FDA Actions: New Oral Antiplatelet Agent

The FDA has approved prasugrel, a new oral antiplatelet agent for use in preventing thrombosis in patients with acute coronary syndrome who are to be managed by angioplasty. The approval was based on a head-to-head trial with clopidogrel (Plavix^®) in patients with a threatened heart attack or who had undergone angioplasty (TRITON-TIMI 38 trial). In the 13,608 patients studied, the rate of nonfatal heart attacks was 7.3% with prasugrel vs 9.5% for clopidogrel.
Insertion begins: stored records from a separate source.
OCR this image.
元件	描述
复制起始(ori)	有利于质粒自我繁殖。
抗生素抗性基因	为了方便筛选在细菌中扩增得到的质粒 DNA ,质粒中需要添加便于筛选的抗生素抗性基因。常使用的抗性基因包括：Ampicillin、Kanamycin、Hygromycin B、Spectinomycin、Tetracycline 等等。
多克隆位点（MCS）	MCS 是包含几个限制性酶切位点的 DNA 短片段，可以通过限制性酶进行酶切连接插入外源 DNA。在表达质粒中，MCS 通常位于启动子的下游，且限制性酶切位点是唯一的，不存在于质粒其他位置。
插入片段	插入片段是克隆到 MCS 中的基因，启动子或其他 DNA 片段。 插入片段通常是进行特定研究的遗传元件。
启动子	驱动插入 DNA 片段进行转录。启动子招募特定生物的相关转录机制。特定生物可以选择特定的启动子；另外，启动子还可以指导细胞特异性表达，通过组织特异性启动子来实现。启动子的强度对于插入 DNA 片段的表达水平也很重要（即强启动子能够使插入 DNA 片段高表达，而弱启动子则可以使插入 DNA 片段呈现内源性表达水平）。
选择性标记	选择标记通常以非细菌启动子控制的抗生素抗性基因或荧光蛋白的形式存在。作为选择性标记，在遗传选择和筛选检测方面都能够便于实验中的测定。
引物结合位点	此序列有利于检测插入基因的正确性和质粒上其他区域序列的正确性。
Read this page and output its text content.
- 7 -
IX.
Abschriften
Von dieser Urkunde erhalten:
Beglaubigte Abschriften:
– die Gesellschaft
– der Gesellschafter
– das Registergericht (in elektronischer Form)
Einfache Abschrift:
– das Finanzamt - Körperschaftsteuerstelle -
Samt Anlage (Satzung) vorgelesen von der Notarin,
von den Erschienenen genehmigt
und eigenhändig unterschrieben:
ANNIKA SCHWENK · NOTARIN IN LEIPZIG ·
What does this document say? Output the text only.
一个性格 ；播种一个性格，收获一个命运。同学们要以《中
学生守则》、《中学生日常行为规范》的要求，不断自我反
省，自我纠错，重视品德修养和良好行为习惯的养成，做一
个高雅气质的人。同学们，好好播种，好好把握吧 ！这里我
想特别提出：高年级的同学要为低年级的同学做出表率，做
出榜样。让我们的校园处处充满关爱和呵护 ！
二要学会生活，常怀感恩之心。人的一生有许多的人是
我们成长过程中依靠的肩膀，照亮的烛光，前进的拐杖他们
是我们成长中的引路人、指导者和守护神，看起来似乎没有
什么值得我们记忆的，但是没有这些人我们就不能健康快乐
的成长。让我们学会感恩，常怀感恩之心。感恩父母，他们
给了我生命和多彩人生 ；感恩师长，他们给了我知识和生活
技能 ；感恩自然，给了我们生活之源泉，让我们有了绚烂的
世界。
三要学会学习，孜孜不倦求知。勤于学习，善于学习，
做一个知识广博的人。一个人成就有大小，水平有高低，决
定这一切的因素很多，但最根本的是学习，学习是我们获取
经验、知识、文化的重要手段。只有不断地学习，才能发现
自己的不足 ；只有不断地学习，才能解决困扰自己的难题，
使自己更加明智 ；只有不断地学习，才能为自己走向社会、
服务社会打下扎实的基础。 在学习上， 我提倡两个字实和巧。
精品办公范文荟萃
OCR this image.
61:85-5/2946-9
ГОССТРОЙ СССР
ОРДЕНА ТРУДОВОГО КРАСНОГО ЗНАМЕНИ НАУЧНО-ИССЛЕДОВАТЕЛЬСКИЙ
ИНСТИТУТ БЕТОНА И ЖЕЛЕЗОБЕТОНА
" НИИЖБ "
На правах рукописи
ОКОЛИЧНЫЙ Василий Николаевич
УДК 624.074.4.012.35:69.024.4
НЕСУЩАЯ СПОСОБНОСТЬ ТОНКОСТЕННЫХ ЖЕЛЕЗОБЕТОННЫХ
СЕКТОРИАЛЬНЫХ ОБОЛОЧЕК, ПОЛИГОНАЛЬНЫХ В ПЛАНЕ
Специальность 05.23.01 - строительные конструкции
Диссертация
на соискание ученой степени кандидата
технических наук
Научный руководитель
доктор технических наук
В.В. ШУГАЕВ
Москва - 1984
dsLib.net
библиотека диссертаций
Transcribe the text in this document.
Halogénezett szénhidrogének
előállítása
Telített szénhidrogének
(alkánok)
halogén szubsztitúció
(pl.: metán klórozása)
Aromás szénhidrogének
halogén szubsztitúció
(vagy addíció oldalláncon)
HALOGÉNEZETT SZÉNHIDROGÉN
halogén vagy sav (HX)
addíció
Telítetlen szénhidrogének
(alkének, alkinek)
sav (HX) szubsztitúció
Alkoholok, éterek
The composite outcome of cardiovascular death, MI, and stroke was 9.9% with prasugrel vs 12.1% with clopidogrel (19% relative risk reduction, P < 0.001); however, major bleeding events were more common with prasugrel than clopidogrel (2.4% vs 1.8%). The rate of recurrent stroke was also slightly higher with prasugrel, prompting the FDA to state that prasugrel should not be used in patients with a history of transient ischemic attacks or stroke. It also should not be used in patients with pathological bleeding or an urgent need for surgery. Whether prasugrel is affected by concomitant administration of a proton pump inhibitor, a problem that has recently come to light with clopidogrel, is currently being investigated. Prasugrel will be marketed in partnership with Lilly and Daiichi Sankyo under the trade name Effient™.